FXRegionalRisk Management

The Option to Use Options: Hedging FX Risk in Emerging Markets

By July 1, 2021July 4th, 2021No Comments

FX risk managers rely on flexibility at a multinational that wants to participate in beneficial currency moves.
 
The ability to use options is essential for an FX risk manager at one NeuGroup member whose company wants to participate in favorable currency moves when hedging exposures in emerging markets. He described the company’s approach at a spring meeting sponsored by HSBC.

  • The bank cited research showing that “the incentive to hedge EM risk has increased over the past 10 years” and “bouts of EM currency weakness have become more frequent and recoveries less marked.”
  • “It has been worth spending the carry on [Latin American] and [Central and Eastern Europe, the Middle East and Africa] currencies,” the HSBC presentation said.
  • However, “passive blanket covering is too onerous over the long run,” according to the bank. “A tactical approach” creates a better balance of “risk reduction vs. the cost of hedging.”

The optionality option. The NeuGroup member’s tactical, opportunistic approach includes options, which can allow the company to benefit from market volatility. “We really do value the ability to participate, so we really like to use option structures to help us in emerging markets,” he said.

  • Because the company reports earnings in US dollars, “I protect against strong USD and try to benefit when the dollar weakens,” he added. The company does not want to “miss weak dollar cycles.”
    • “By using options, if the [EM] currency appreciates, I’m only out the premium spent and I can continue to gain on the underlying exposure,” he explained.
    • “It is really a risk management strategy whereby the company is comfortable with spending some amount of money to protect earnings while still being able to gain in the event the currency moves in our favor.”
  • The member favors using options to hedge high-carry currencies, usually over a three-month time frame. He first considers, separately, each currency where the company has major exposures. The countries include Brazil, South Africa, China, Mexico and Chile.
  • It then creates a portfolio of the entire bucket of EM currencies it hedges and examines “how we’re doing relative to year-over-year,” the member said.
  • “We’ve done a lot of back testing with HSBC and other partners to look at our portfolio of emerging market currencies, trying to establish an efficient frontier,” he said.

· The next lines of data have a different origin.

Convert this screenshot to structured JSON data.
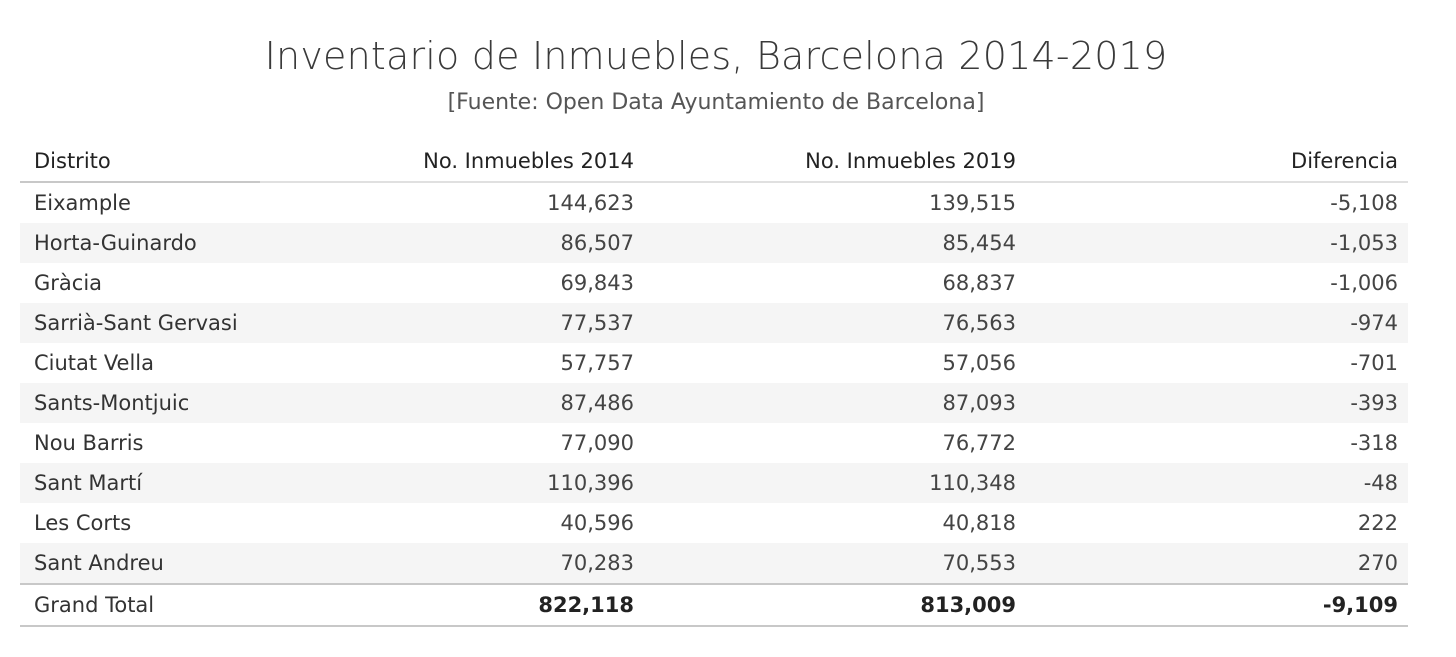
{
  "title": "Inventario de Inmuebles, Barcelona 2014-2019",
  "subtitle": "[Fuente: Open Data Ayuntamiento de Barcelona]",
  "chart_data": {
    "type": "table",
    "title": "Inventario de Inmuebles, Barcelona 2014-2019",
    "subtitle": "[Fuente: Open Data Ayuntamiento de Barcelona]",
    "columns": [
      "Distrito",
      "No. Inmuebles 2014",
      "No. Inmuebles 2019",
      "Diferencia"
    ],
    "rows": [
      [
        "Eixample",
        "144,623",
        "139,515",
        "-5,108"
      ],
      [
        "Horta-Guinardo",
        "86,507",
        "85,454",
        "-1,053"
      ],
      [
        "Gràcia",
        "69,843",
        "68,837",
        "-1,006"
      ],
      [
        "Sarrià-Sant Gervasi",
        "77,537",
        "76,563",
        "-974"
      ],
      [
        "Ciutat Vella",
        "57,757",
        "57,056",
        "-701"
      ],
      [
        "Sants-Montjuic",
        "87,486",
        "87,093",
        "-393"
      ],
      [
        "Nou Barris",
        "77,090",
        "76,772",
        "-318"
      ],
      [
        "Sant Martí",
        "110,396",
        "110,348",
        "-48"
      ],
      [
        "Les Corts",
        "40,596",
        "40,818",
        "222"
      ],
      [
        "Sant Andreu",
        "70,283",
        "70,553",
        "270"
      ]
    ],
    "total": [
      "Grand Total",
      "822,118",
      "813,009",
      "-9,109"
    ]
  }
}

Balancing act. In response to a question from a peer about indicators, the member said the FX team has regular meetings and conversations with the treasurer and the CFO so their views and opinions can be overlayed into the analysis of the relative value of currencies.

  • The team spends considerable time analyzing local mobility data to uncover trends as well as talking extensively to counterparties to learn their views.
  • The group looks at worst case scenarios and whether “we can live with it, knowing we want to be able to participate,” he said.
  • The company’s outlook has shifted from being extremely bearish on USD to a view that incorporates the US outperforming other economies (dollar bullish) in the short-term as well as a longer-term view that is more bearish.
  • “We’re balancing the different views and that’s where the option strategy helps us please everyone,” he said. “With all the uncertainty coming out of Covid, we really want to be able to participate.”

More systematic. The member said the company is moving from a very flexible, dynamic and opportunistic stance heavily based on market views to something more structured but still relatively loose.

  • “We’re still pretty risk tolerant, but maybe not as much as we were,” he said. The goal now, he said, is to be a bit more systematic but still flexible.
  • That means having the ability to lock in forwards or extend duration, he explained. But also having guardrails around the budget to spend on option premiums.
  • The member said this new framework should provide his team “more certainty about what we can produce” and reduce Monday morning quarterbacking that may arise when hedging decisions are questioned after currency moves.